Date: Wed, 19 Nov 2003 21:59:49 -0500 (EST)
From: fatia-s <>
Subject: Case Studies on Cross-Language Information Retrieval...

Institution: Nara Institute of Science and Technology NAIST
Program: Department of Information Science
Dissertation Status: Completed
Degree Date: 2003

Author: fatiha sadat 

Dissertation Title: Case Studies on Cross-Language Information
Retrieval and Bilingual Terminology Acquisition from Comparable

Dissertation URL:

Linguistic Field: Translation 

Subject Language: Japanese (code: JPN) German, Standard (code: GER)
French (code: FRN) English (code: ENG)

Dissertation Director 1: Shunsuke Uemura
Dissertation Director 2: Yuji Matsumoto
Dissertation Director 3: Eric Gaussier
Dissertation Director 4: Pierre Isabelle

Dissertation Abstract: 

The rapid exchange of information has been facilitated by the rapid
expansion in the size, and the use of the Internet, which has led to a
large increase in the availability of on-line texts and
resources. Expanded international collaboration, the increase in the
availability of electronic foreign language texts, the growing number
of non-English speaking users, and the lack of common language of
discourse compels us to develop Cross-Language Information Retrieval
(CLIR) tools capable of bridging the language barrier. CLIR bridges
this gap by enabling a person to search in one language and retrieve
documents across different languages.

There are several goals for the research described herein. The first
is to gain a clear understanding of the problems associated with the
CLIR task and to develop techniques for addressing them. Empirical
work shows that ambiguity, lack of lexical resources and missing words
in the bilingual dictionary during translation, are the main hurdles.

The objective of this research is to provide some solutions to these
problems. We concentrate on the following techniques:
1. Disambiguation techniques for short and long queries. We show how
statistical techniques can be used to significantly reduce the effect
of ambiguity that arises from dictionary-based translation and
exacerbates the problem in CLIR. Disambiguation techniques based on
statistical measures, which are estimated using large corpora in both
source and target languages, are proposed for long
queries. Evaluations using TREC test collection for French-English
pair of languages show that ranking source terms then disambiguation
of target translation alternatives is very effective in CLIR.

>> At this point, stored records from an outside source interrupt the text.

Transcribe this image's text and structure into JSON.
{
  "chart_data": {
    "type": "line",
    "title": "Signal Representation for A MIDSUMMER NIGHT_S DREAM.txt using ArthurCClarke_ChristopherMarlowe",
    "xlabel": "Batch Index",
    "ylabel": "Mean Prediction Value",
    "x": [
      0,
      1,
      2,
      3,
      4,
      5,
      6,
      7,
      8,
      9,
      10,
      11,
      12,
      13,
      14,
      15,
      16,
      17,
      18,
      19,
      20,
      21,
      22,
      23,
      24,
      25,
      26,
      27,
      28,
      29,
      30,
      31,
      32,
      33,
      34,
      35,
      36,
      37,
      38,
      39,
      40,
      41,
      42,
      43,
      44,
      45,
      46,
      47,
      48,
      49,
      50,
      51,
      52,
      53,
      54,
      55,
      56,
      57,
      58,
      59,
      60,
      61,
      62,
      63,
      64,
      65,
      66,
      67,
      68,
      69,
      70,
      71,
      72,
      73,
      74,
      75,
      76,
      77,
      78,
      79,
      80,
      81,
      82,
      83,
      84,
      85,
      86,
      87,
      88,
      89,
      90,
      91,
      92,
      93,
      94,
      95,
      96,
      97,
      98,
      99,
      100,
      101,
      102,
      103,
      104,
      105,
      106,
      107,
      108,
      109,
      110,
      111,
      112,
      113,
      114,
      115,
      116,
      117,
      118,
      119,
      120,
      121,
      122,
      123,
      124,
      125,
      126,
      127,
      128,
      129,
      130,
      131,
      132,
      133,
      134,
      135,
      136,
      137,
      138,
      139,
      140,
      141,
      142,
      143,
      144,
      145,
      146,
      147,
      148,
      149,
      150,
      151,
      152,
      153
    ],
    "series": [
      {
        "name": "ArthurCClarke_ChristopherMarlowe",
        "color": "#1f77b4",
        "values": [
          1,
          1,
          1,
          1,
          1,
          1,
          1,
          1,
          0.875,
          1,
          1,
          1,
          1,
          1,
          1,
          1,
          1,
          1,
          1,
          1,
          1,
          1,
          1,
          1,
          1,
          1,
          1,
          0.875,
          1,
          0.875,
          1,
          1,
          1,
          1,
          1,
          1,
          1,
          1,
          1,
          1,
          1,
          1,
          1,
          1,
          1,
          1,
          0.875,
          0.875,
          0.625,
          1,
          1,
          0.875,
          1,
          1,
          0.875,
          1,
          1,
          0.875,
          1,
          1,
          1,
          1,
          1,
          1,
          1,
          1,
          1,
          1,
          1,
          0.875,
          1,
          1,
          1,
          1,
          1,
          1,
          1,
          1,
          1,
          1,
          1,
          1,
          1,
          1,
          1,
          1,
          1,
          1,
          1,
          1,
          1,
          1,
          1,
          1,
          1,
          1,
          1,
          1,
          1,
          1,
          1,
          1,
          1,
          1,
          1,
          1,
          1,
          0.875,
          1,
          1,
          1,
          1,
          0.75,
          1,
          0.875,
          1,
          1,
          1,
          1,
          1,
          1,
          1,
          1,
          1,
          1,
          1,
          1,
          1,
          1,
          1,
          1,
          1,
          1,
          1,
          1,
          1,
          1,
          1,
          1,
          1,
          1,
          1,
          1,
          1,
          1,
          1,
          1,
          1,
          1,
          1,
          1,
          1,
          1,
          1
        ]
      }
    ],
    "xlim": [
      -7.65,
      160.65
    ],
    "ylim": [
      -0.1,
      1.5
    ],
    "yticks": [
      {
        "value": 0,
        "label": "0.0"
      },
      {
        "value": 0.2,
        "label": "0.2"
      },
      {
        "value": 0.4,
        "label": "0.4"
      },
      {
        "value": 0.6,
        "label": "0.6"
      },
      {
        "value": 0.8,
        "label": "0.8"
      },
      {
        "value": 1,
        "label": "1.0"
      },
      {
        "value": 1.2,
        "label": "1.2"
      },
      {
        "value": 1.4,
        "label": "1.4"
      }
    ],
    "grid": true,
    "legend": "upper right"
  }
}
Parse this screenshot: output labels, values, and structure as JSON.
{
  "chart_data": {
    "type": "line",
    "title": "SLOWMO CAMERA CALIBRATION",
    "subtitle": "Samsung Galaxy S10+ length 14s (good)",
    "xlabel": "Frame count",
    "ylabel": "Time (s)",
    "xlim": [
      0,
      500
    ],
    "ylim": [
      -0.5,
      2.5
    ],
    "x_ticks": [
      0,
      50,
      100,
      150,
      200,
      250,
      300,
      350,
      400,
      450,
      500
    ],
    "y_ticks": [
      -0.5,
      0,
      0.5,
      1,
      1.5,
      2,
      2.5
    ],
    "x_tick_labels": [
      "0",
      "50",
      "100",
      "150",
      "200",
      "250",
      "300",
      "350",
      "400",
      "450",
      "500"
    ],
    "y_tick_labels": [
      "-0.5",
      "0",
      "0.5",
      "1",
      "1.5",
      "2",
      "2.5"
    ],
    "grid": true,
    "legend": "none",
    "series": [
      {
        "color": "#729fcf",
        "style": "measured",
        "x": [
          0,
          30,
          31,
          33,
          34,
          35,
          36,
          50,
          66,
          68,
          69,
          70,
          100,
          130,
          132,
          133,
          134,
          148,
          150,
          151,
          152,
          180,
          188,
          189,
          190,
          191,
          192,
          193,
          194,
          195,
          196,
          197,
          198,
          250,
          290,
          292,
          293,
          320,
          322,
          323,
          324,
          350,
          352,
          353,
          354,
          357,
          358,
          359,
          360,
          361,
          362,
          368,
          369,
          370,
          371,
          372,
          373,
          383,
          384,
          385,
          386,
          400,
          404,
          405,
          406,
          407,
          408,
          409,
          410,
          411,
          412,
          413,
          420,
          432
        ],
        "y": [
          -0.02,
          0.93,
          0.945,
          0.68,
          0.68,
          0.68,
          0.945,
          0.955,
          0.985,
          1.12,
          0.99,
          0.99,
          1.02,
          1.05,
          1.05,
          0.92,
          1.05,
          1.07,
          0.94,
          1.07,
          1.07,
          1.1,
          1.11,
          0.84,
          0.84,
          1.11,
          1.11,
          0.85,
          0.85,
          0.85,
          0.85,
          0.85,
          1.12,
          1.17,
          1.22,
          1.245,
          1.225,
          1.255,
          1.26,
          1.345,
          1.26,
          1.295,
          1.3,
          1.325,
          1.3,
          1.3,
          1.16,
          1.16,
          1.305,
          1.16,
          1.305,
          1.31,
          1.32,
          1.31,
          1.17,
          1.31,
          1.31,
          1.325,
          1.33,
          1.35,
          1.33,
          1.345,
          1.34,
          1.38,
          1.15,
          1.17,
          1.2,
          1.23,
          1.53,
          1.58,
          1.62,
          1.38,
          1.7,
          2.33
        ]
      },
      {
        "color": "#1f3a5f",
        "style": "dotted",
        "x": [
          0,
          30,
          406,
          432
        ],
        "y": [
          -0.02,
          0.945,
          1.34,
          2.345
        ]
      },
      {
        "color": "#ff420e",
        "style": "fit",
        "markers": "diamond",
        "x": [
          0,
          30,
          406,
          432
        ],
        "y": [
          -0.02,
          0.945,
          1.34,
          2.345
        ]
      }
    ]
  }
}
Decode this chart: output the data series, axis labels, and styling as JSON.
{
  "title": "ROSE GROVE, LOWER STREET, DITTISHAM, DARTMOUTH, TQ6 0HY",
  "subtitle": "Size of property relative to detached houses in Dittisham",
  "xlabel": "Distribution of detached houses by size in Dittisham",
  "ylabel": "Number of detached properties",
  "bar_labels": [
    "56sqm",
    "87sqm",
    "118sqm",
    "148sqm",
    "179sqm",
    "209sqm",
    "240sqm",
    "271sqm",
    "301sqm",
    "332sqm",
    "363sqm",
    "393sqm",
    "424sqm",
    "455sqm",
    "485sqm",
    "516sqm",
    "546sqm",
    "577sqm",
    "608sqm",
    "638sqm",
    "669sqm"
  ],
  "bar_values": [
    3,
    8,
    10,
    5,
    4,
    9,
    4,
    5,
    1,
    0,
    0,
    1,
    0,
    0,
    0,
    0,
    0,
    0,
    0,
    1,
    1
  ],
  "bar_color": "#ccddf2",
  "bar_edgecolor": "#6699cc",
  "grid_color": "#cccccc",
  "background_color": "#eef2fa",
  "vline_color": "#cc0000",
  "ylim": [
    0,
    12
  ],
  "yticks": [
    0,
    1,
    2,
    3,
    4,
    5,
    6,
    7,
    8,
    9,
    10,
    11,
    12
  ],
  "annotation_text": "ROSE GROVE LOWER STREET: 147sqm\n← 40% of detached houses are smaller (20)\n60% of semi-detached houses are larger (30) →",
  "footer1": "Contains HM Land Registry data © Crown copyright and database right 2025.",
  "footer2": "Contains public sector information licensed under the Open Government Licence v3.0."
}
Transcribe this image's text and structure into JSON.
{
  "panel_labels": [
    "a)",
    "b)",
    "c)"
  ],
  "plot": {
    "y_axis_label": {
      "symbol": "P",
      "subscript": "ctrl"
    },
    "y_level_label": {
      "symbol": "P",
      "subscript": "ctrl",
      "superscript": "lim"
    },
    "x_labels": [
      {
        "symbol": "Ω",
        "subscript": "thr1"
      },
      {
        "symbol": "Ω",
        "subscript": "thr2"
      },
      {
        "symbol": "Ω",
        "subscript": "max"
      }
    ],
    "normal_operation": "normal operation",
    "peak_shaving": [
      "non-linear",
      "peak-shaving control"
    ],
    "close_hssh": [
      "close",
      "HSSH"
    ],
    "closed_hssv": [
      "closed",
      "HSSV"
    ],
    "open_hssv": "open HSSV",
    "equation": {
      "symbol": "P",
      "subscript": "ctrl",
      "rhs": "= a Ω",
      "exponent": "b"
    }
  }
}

2. Combining multiple resources for query expansion, through relevance
feedback, domain-based feedback and thesauri, in the pre- and
post-translation, for an effective and efficient retrieval across
languages. Domain-based feedback is based on hierarchical category
schemes and pseudo-relevance feedback in order to extract domain key
words and expand original queries. Evaluations on the query expansion
using TREC test collection for French-English pair of languages show
that a suitable weighting scheme to select best expansion terms is
necessary. Also, combining thesauri and domain-based feedback showed
its effectiveness in CLIR.

3. Bilingual terminology acquisition from comparable corpora, that
will enrich bilingual lexicons and help cross the language barrier for
CLIR. An approach combining statistics-based and linguistics-based
pruning techniques for bilingual terminology acquisition and
disambiguation from comparable corpora, is proposed. Combination to
bilingual dictionaries and transliteration for the special phonetic
alphabet of Japanese, showed its effectiveness in CLIR. Evaluations
using NTCIR test collection demonstrate that the proposed hybrid
translation model yields better translations and retrieval
effectiveness could be achieved across Japanese-English language pair.

Finally, a case study on the specialized medical domain for thesauri
enrichment and CLIR is briefly introduced.